The cellular and extracellular distribution of osteocalcin and dentin phosphoprotein in teeth of vitamin D-deficient rats

Experimental and clinical data indicate that dentin mineralization is vitamin D-dependent. This calcium-regulating steroid controls protein synthesis, for instance that of osteocalcin in osteoblasts. This protein also elaborated by odontoblasts was used as a molecular marker for vitamin D action on odontoblasts. Since the most characteristic protein synthesized by odontoblasts is the dentin phosphoprotein which is thought to regulate hydroxyapatite growth, its cellular and extracellular distribution was also studied.

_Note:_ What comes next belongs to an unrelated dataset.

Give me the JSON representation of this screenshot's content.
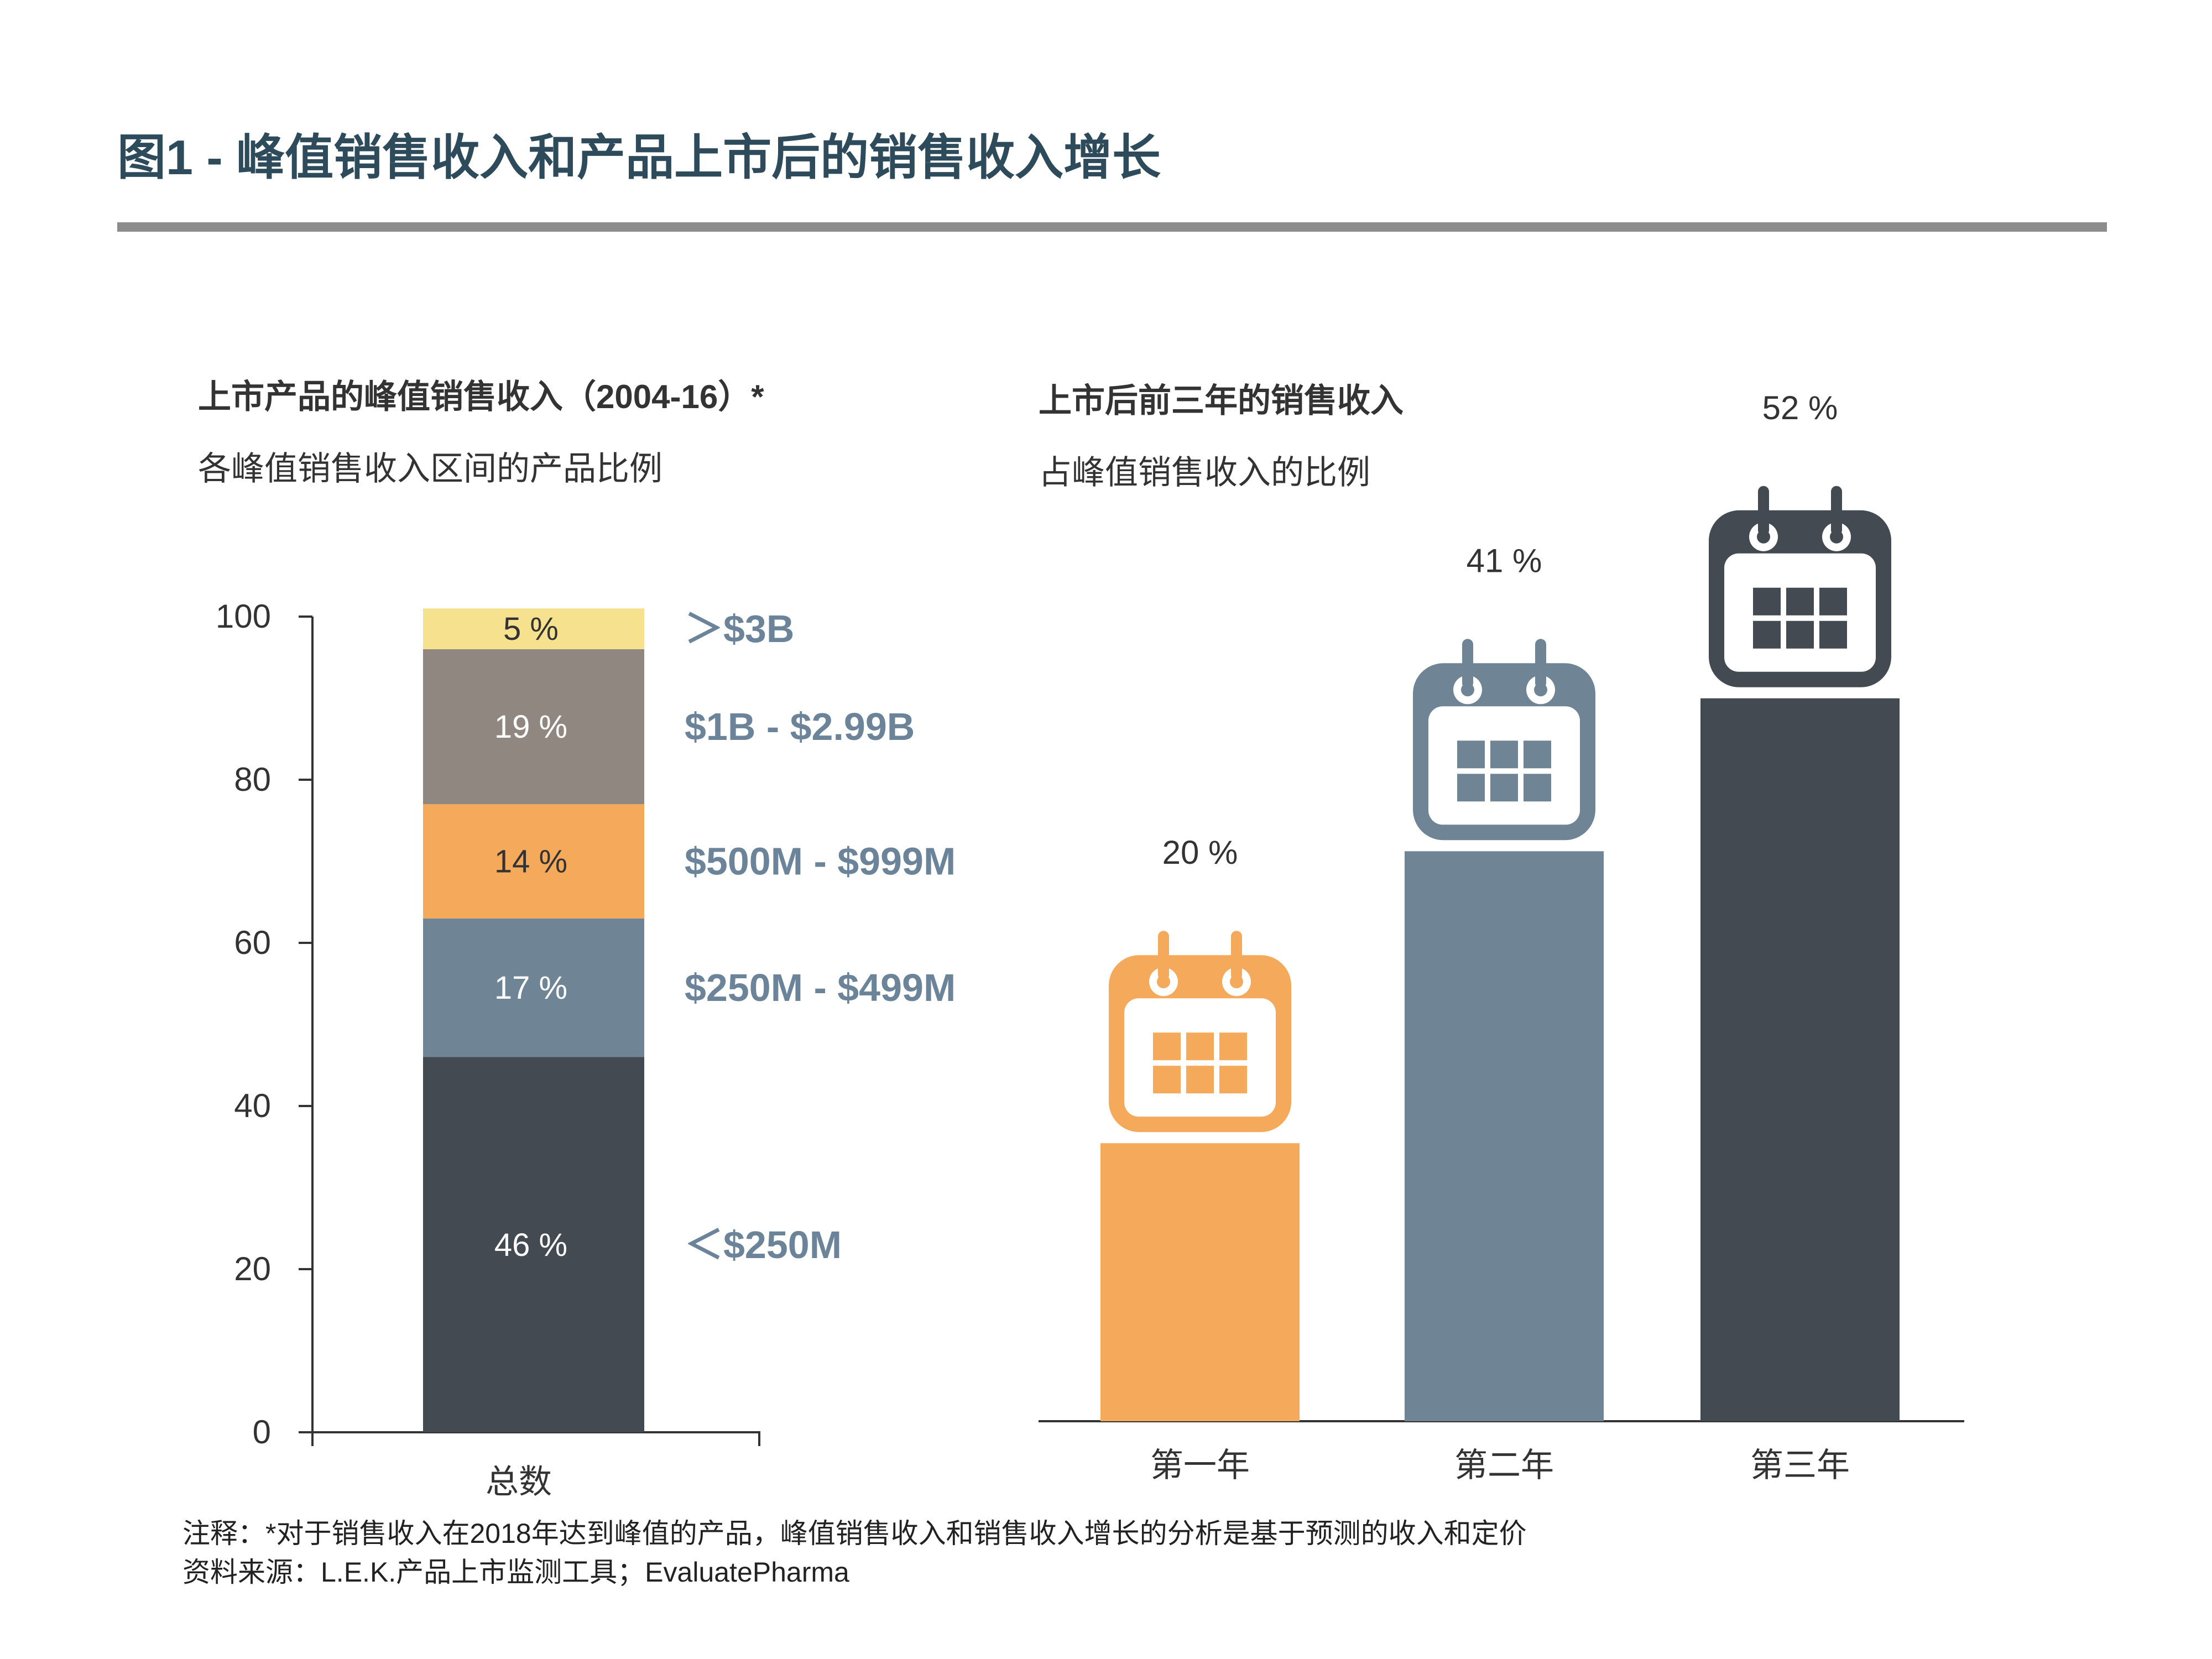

Tooth formation in the molars and incisors of successive generations of vitamin D-deficient animals (-D) and in controls (+D) was compared by microadiography, toluidine blue histochemistry, and immunocytochemistry. In -D samples, the presence of dentin phosphoprotein in odontoblasts indicated that their differentiation occurred despite major morphological disturbances at the cusp tips. In contralateral teeth, osteocalcin was depleted in odontoblasts and dentin, suggesting an inhibition of protein synthesis induced by vitamin D-deficiency. In the extracellular matrix of +D animals, phosphoprotein distribution was associated with dentin, especially within actively forming calcospherites at the mineralization front. In contrast, in -D dentin, the mineralization defects corresponded to irregular absence of histochemically detectable phosphoprotein. This protein indeed appeared either absent or uniformly sparse in -D dentin by immunocytochemistry. These data suggest that vitamin D acts directly on odontogenic cells at various synthetic (osteocalcin) or secretory (phosphoprotein) levels indicating that odontoblasts are target-cells for vitamin D. Therefore, this hormone could contribute to the regulation of extracellular mineralization during dentinogenesis, via different mechanisms in the processing of matrix protein.